Benchmark 176.gcc while running under the run-time system experiences significant slow-down of approximately 3x. This is because the benchmark has a very large footprint with minimal code reuse. Therefore, a significant amount of time is spent by the run-time system compiling new code paths. Only near the end of each application run is the majority of the time spent executing the translated application.

Repeatedly invoking the code transformation system degrades performance since the effects of invoking the system are similar to a process context switch from the viewpoint of an operating system. Architectural resources like the cache, translation look-aside buffer, and branch target buffers, which exist to help application performance, are polluted every time the virtual machine is invoked. The insight gained from this data is that a benchmark with a large footprint will consume a substantial transformation



Figure 3.3: Average time between requests from the run-time system's virtual machine.

time. Also a significant amount of transformation time is spent on infrequently executed code.

Contrasting to benchmark 176.gcc is benchmark 181.mcf, which experiences no execution overhead while running under the run-time system as shown in Figure 3.1 (b). This benchmark performs well because it has a small working set that is quickly captured. As such, the run-time system is not invoked frequently. This is evident from Figure 3.2; the benchmark has fewer vertical lines. The same traits are also evident in benchmarks like 252.eon, as well as the entire SPEC2K FP suite. Such characteristics are ideal for run-time systems. The initial overhead incurred due to the run-time system is easily amortized by repeated executions of the already cached translated code sequences.

Data similar to Figure 3.2 is presented in Figure 3.3, which calculates the execution time divided by the number of code cache traces created for each application. The data indicates that the applications with reduced code footprints, such as 181.mcf, 197.parser, and 300.twolf all have longer time intervals between subsequent invocations of the run-time system. On the other hand, benchmark 176.gcc has a very short time period. Such a short period implies significant demands on the run-time system.



Figure 3.4: Cumulative percentage of the number of traces that dominate program execution.

#### 3.1.2 Infrequently executed code

Cold code, code executed once or a few times, is yet another source of transformation overhead for run-time systems. The execution of such code is challenging for run-time systems because they rely on amortizing the cost of the transformation overhead by repeated executions of the translated code sequences. Figure 3.4 shows the sorted distribution of code sequences generated by the run-time system to cover the execution of each program. Most of the execution time is spent in just a few traces, except in a few applications. On average, benchmarks spend the majority of execution time in fewer than 150 traces. Benchmark *176.gcc* has the largest code footprint, and therefore requires the most individual traces (greater than 500) to cover its entire execution. In fact, the run-time system used for evaluation, Pin, generates over 17,000 code sequences that contribute only about 1% to the complete execution. This is because much of the code is infrequently executed and also a result of code layout (explained in Section 3.2.1).

#### **3.1.3** Code transformation components

Figure 3.5 presents the components of the run-time system and their associated overheads when starting up graphic applications.
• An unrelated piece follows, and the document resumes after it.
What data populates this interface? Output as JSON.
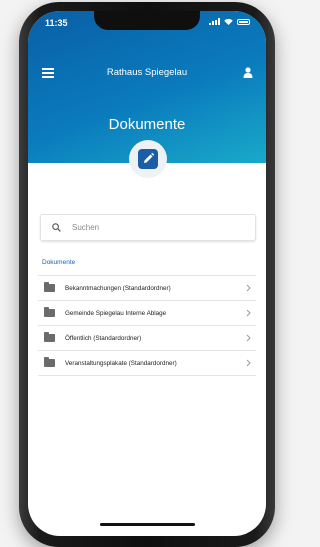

These components describe the com-





Figure 3.5: Distribution of time spent in components of the run-time system.

plexity of each of the targeted application's ability to be transformed at run-time. By describing the components (stages) in detail, interesting points can be derived about issues with code transformation systems. The description of components are as follows: *Jitted application* is the time spent executing the code generated by the run-time system. *Instruction decoding* is the time to fetch instructions from the main applications text section. *Compilation* is the time to compile the fetched instruction stream from the native form into its corresponding translated form. *Code cache* is the time to perform trace linking optimizations. It also includes other services like those detailed in [17]. *Register allocation* accounts for the time to assign registers to the fetched code sequence so that register liveness properties are identical to the original code. *Miscellaneous* accounts for a series of other events in the system. These events include the allocation of basic blocks, setting up the state required to transition in and out of the dispatcher, the interception of system calls etc.

It can be seen in Figure 3.5 that for the applications shown, on average, less than 20% of the execution time is spent in *Jitted application*. All the others can be attributed to the time spent inside the run-time system transforming the code (i.e. compiling, allocating registers etc). On average, 25% of the time inside the run-time It is likely to be more efficient if this expensive optimization is applied in two phases. During the first phase, the system opts not to perform expensive register allocation on all the code sequences it generates. Rather, it utilizes the compiler generated register assignments. When the system itself requires registers to perform its task, it spills and fills the registers as required. This approach is likely to function well in comparison to the overhead resulting from this aggressive optimization. Once certain code regions are discovered as being *hot*, the system can regenerate them using expensive register allocation (the second phase). Since these code regions are likely to be executed for a significant amount of time, the time spent optimizing during the second phase can be amortized. This two pass technique is likely to work well with speculative fetching (described in Section 3.2.1) since a significant amount of time is not wasted applying this optimization on code that is never/rarely executed.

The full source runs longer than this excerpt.